Saturday, February 14, 2015

Fifty Shades of Grey (USA, 2015)





Nine Things About the Movie Fifty Shades of Grey



1. Screenwriter Kelly Marcel and director Samantha Taylor-Johnson have taken the infamous, almost unreadably bad novel and turned it into a surprisingly watchable movie. The main problem with it is that it tries to be two movies at the same time.

2. The film is structured as a dumb romantic fantasy, with high levels of melodrama and low levels of logic. A pretty but frumpy college senior named Ana interviews a mega-billionaire named Christian, and falls in love. Christian's unusual sexual outlook awakens something in Ana, and they both struggle with what it all means.

3. But crammed into that juvenile story structure is a different movie, one that tries to make some actual statements about women, power, and sex.
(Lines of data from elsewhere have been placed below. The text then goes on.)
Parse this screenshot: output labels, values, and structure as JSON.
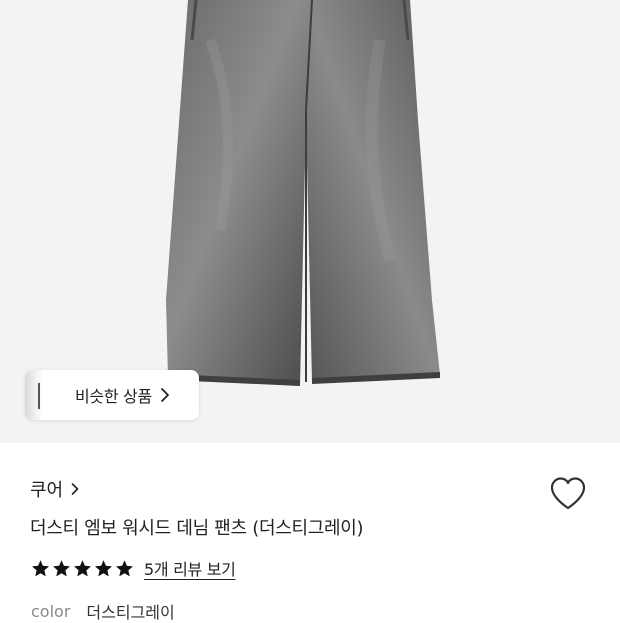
{
  "hero": {
    "image_alt": "dusty grey washed wide denim pants",
    "similar_button": {
      "label": "비슷한 상품",
      "icon": "chevron-right-icon"
    }
  },
  "product": {
    "brand": "쿠어",
    "title": "더스티 엠보 워시드 데님 팬츠 (더스티그레이)",
    "rating": 5,
    "rating_max": 5,
    "review_link": "5개 리뷰 보기",
    "option_label": "color",
    "option_value": "더스티그레이",
    "wishlist_icon": "heart-outline-icon"
  },
  "colors": {
    "star": "#111111",
    "hero_bg": "#f3f3f3",
    "denim": "#555555"
  }
}
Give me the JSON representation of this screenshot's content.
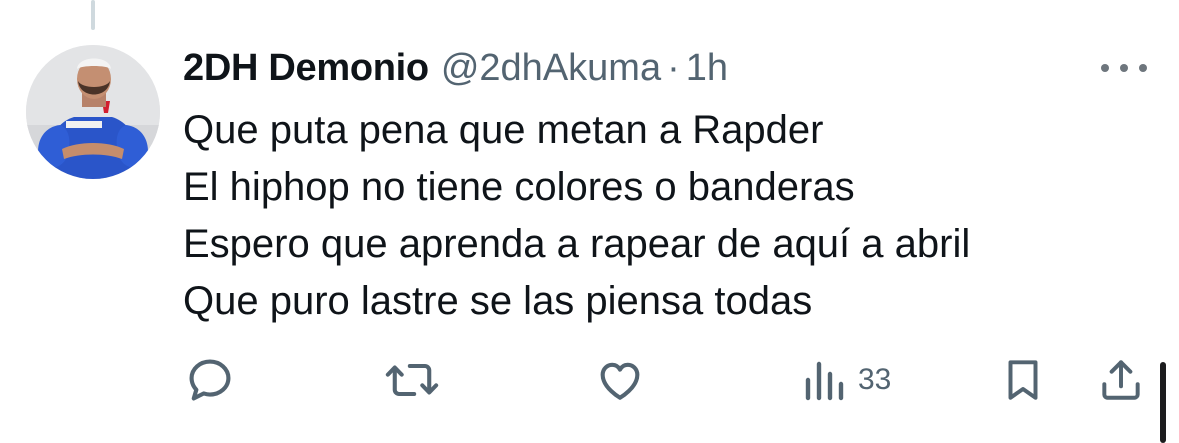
{
  "tweet": {
    "display_name": "2DH Demonio",
    "handle": "@2dhAkuma",
    "separator": "·",
    "time": "1h",
    "lines": [
      "Que puta pena que metan a Rapder",
      "El hiphop no tiene colores o banderas",
      "Espero que aprenda a rapear de aquí a abril",
      "Que puro lastre se las piensa todas"
    ]
  },
  "actions": {
    "reply": {
      "icon": "reply-icon",
      "count": ""
    },
    "repost": {
      "icon": "repost-icon",
      "count": ""
    },
    "like": {
      "icon": "heart-icon",
      "count": ""
    },
    "views": {
      "icon": "views-icon",
      "count": "33"
    },
    "bookmark": {
      "icon": "bookmark-icon"
    },
    "share": {
      "icon": "share-icon"
    }
  },
  "colors": {
    "text_primary": "#0f1419",
    "text_secondary": "#536471",
    "thread_line": "#cfd9de"
  }
}
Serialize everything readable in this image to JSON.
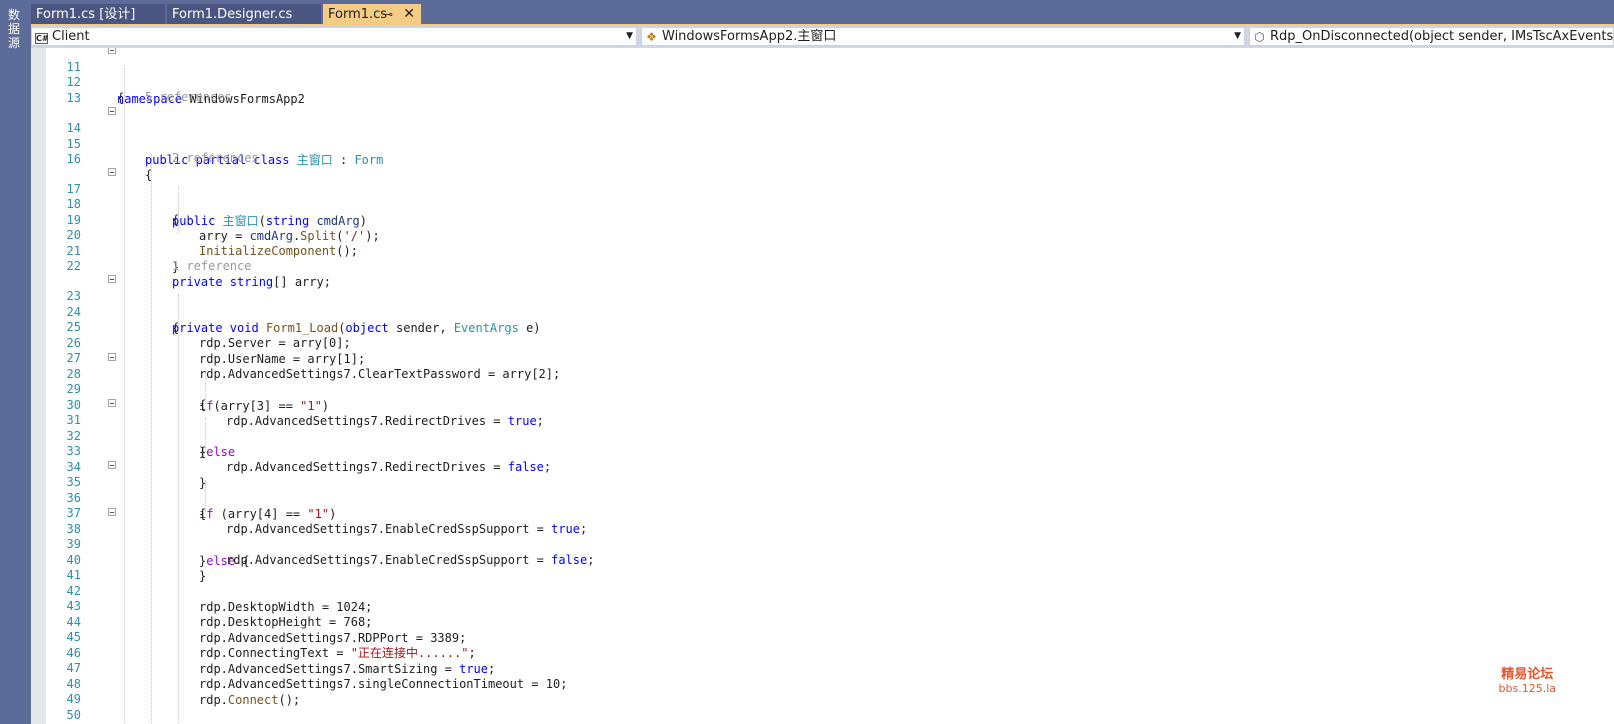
{
  "side_strip": {
    "label": "数据源"
  },
  "tabs": [
    {
      "label": "Form1.cs [设计]",
      "state": "inactive"
    },
    {
      "label": "Form1.Designer.cs",
      "state": "inactive"
    },
    {
      "label": "Form1.cs",
      "state": "active",
      "pin_icon": "pin-icon",
      "close_icon": "close-icon"
    }
  ],
  "navbar": {
    "project": {
      "icon": "csharp-project-icon",
      "value": "Client"
    },
    "type": {
      "icon": "class-icon",
      "value": "WindowsFormsApp2.主窗口"
    },
    "member": {
      "icon": "method-icon",
      "value": "Rdp_OnDisconnected(object sender, IMsTscAxEvents"
    }
  },
  "codelens": {
    "class_refs": "5 references",
    "ctor_refs": "2 references",
    "load_refs": "1 reference"
  },
  "code": {
    "l11": "namespace WindowsFormsApp2",
    "l12": "{",
    "l14_kw": "public partial class",
    "l14_name": "主窗口",
    "l14_sep": " : ",
    "l14_base": "Form",
    "l16": "{",
    "l17_kw": "public",
    "l17_name": "主窗口",
    "l17_open": "(",
    "l17_ptype": "string",
    "l17_param": "cmdArg",
    "l17_close": ")",
    "l18": "{",
    "l19_a": "arry = ",
    "l19_p": "cmdArg",
    "l19_dot": ".",
    "l19_m": "Split",
    "l19_op": "(",
    "l19_s": "'/'",
    "l19_end": ");",
    "l20_m": "InitializeComponent",
    "l20_end": "();",
    "l21": "}",
    "l22_kw": "private string",
    "l22_rest": "[] arry;",
    "l23_kw": "private void",
    "l23_m": "Form1_Load",
    "l23_open": "(",
    "l23_kw2": "object",
    "l23_p1": " sender, ",
    "l23_ty": "EventArgs",
    "l23_p2": " e)",
    "l24": "{",
    "l25": "rdp.Server = arry[0];",
    "l26": "rdp.UserName = arry[1];",
    "l27": "rdp.AdvancedSettings7.ClearTextPassword = arry[2];",
    "l28_kw": "if",
    "l28_a": "(arry[3] == ",
    "l28_s": "\"1\"",
    "l28_b": ")",
    "l29": "{",
    "l30_a": "rdp.AdvancedSettings7.RedirectDrives = ",
    "l30_kw": "true",
    "l30_b": ";",
    "l31_a": "}",
    "l31_kw": "else",
    "l32": "{",
    "l33_a": "rdp.AdvancedSettings7.RedirectDrives = ",
    "l33_kw": "false",
    "l33_b": ";",
    "l34": "}",
    "l35_kw": "if",
    "l35_a": " (arry[4] == ",
    "l35_s": "\"1\"",
    "l35_b": ")",
    "l36": "{",
    "l37_a": "rdp.AdvancedSettings7.EnableCredSspSupport = ",
    "l37_kw": "true",
    "l37_b": ";",
    "l38_a": "}",
    "l38_kw": "else",
    "l38_b": " {",
    "l39_a": "rdp.AdvancedSettings7.EnableCredSspSupport = ",
    "l39_kw": "false",
    "l39_b": ";",
    "l40": "}",
    "l42": "rdp.DesktopWidth = 1024;",
    "l43": "rdp.DesktopHeight = 768;",
    "l44": "rdp.AdvancedSettings7.RDPPort = 3389;",
    "l45_a": "rdp.ConnectingText = ",
    "l45_s": "\"正在连接中......\"",
    "l45_b": ";",
    "l46_a": "rdp.AdvancedSettings7.SmartSizing = ",
    "l46_kw": "true",
    "l46_b": ";",
    "l47": "rdp.AdvancedSettings7.singleConnectionTimeout = 10;",
    "l48_a": "rdp.",
    "l48_m": "Connect",
    "l48_b": "();",
    "l50": "}"
  },
  "line_numbers": [
    "11",
    "12",
    "13",
    "14",
    "15",
    "16",
    "17",
    "18",
    "19",
    "20",
    "21",
    "22",
    "23",
    "24",
    "25",
    "26",
    "27",
    "28",
    "29",
    "30",
    "31",
    "32",
    "33",
    "34",
    "35",
    "36",
    "37",
    "38",
    "39",
    "40",
    "41",
    "42",
    "43",
    "44",
    "45",
    "46",
    "47",
    "48",
    "49",
    "50"
  ],
  "watermark": {
    "line1": "精易论坛",
    "line2": "bbs.125.la"
  },
  "colors": {
    "tab_bar": "#5d6b99",
    "active_tab": "#f5cc84",
    "keyword": "#0000ff",
    "type": "#2b91af",
    "method": "#74531f",
    "string": "#a31515",
    "control_keyword": "#8f08c4",
    "line_number": "#2b91af",
    "codelens": "#999999"
  }
}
Unfortunately, those statements don't quite work in the context of the actual plot, so the movie ends up sabotaging itself.

4. I need to make this clear: People that criticize the movie as promoting non-consensual sex or violence against women have absolutely no idea what they are talking about. They either haven't seen it, or their perspective is warped because of their own sexual or gender-role hangups. The entire theme of the movie is about consent and different ways of negotiating a sexual relationship. There is never any doubt who is actually in control in this movie, or who gets the most pleasure. And it's not the man.

5. The movie gets the dominant/submissive thing kind of right, both physically and psychologically. Better than the book does, anyway. However, it's unfortunate that Christian is coming at the BDSM lifestyle for the wrong reasons.

6. There is a sense of humor and playfulness in the movie that is drowned out in the book.

7. Dakota Johnson gives a good, brave performance as Ana. Jamie Dornan wasn't as good as Christian. He was supposed to be brooding and intense, but came off looking mostly constipated.

8. A huge part of the success of this kind of movie depends on the sexual chemistry between the two lead actors. There is about as much sexual chemistry between Johnson and Dornan as there is between a rock and a piece of wood.

9. Like it or not, this movie is a milestone in popular media's depiction of women as full-blooded sexual beings. It describes a new form of female empowerment that clearly hits a nerve in society... and makes many people uncomfortable. There are a lot of important ideas here. I just wish those ideas were expressed in a story that could be taken seriously.